A study found probiotics may help improve mood characteristics associated with an increased risk of depression and anxiety. Published in Brain, Behavior, and Immunity, the study provided a multistrain probiotic supplement to 20 healthy, depression-free young adults for four weeks, while giving a placebo to the other 20 participants. The probiotic supplement contained Bifidobacterium bifidum,Bifidobacterium lactis,Lactobacillus acidophilus,Lactobacillus brevis,Lactobacillus casei,Lactobacillus salivarius, and Lactococcus lactis. Before and after the supplementation period, all participants took two social cognitive tests and filled out a questionnaire aimed at determining symptoms of and risk factors for depression and anxiety. At the end of the four weeks, researchers discovered that:
The probiotics group had a greater reduction in aggressive and ruminative thoughts, as compared to the placebo group.

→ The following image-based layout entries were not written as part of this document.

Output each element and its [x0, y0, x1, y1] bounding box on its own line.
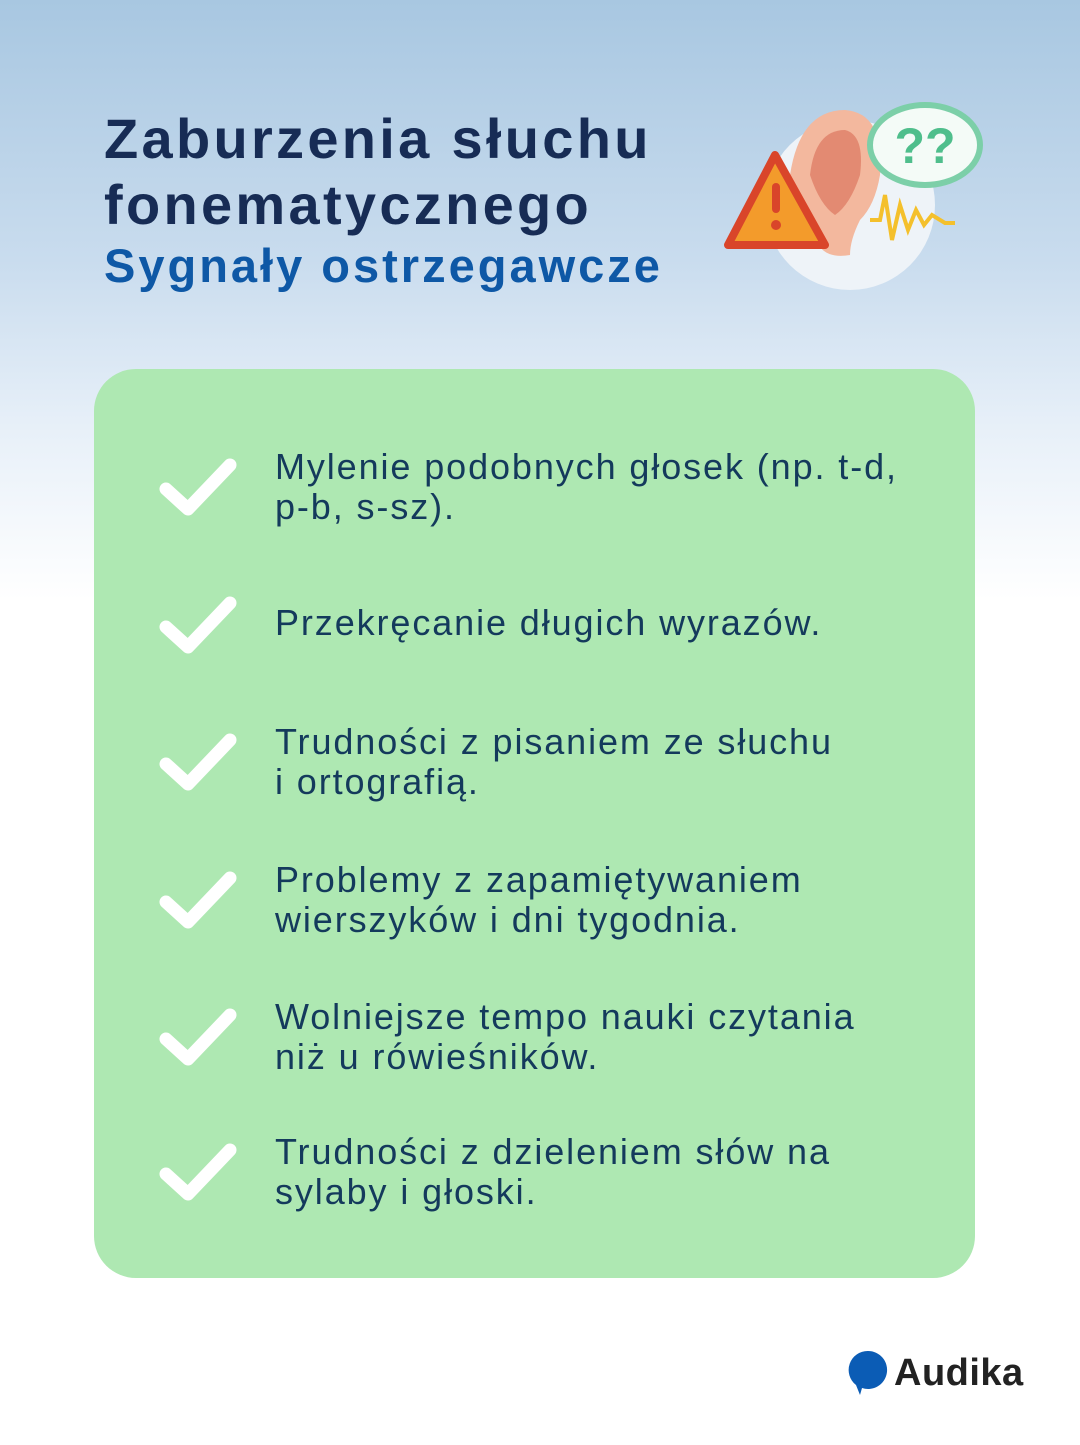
item 1: Mylenie podobnych głosek (np. t-d,	[275, 446, 898, 487]
title	[104, 107, 663, 292]
logo: Audika: Audika	[894, 1352, 1024, 1394]
item 5	[160, 996, 856, 1077]
item 3	[160, 721, 833, 802]
item 1	[160, 446, 898, 527]
item 1: p-b, s-sz).	[275, 486, 456, 527]
panel: warning signs	[94, 369, 975, 1278]
item 3: i ortografią.	[275, 761, 480, 802]
item 5: niż u rówieśników.	[275, 1036, 599, 1077]
item 4	[160, 859, 803, 940]
title: Sygnały ostrzegawcze	[104, 239, 663, 292]
item 2	[160, 596, 822, 654]
item 2: Przekręcanie długich wyrazów.	[275, 602, 822, 643]
title: Zaburzenia słuchu	[104, 107, 652, 170]
item 3: Trudności z pisaniem ze słuchu	[275, 721, 833, 762]
icon: ear with warning and question bubble: ??	[894, 118, 956, 174]
item 4: wierszyków i dni tygodnia.	[275, 899, 741, 940]
item 6	[160, 1131, 831, 1212]
item 6: Trudności z dzieleniem słów na	[275, 1131, 831, 1172]
item 4: Problemy z zapamiętywaniem	[275, 859, 803, 900]
item 5: Wolniejsze tempo nauki czytania	[275, 996, 856, 1037]
icon: ear with warning and question bubble	[724, 102, 983, 290]
item 6: sylaby i głoski.	[275, 1171, 537, 1212]
title: fonematycznego	[104, 173, 592, 236]
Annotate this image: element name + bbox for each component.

Ruminating—responding to a sad mood by dwelling on the causes and consequences of the sadness—has been associated with transforming a sad mood into a depressive episode.
Research on the relationship between probiotics and mood is still in its infancy, and more clinical trials are needed to confirm these findings, as well as to clarify which probiotic strains (and under which conditions) produce the best results. Nevertheless, the findings are consistent with some other animal and human studies which have dicovered probiotics may positively influence a wide range of mood states, including depression, anxiety, and stress.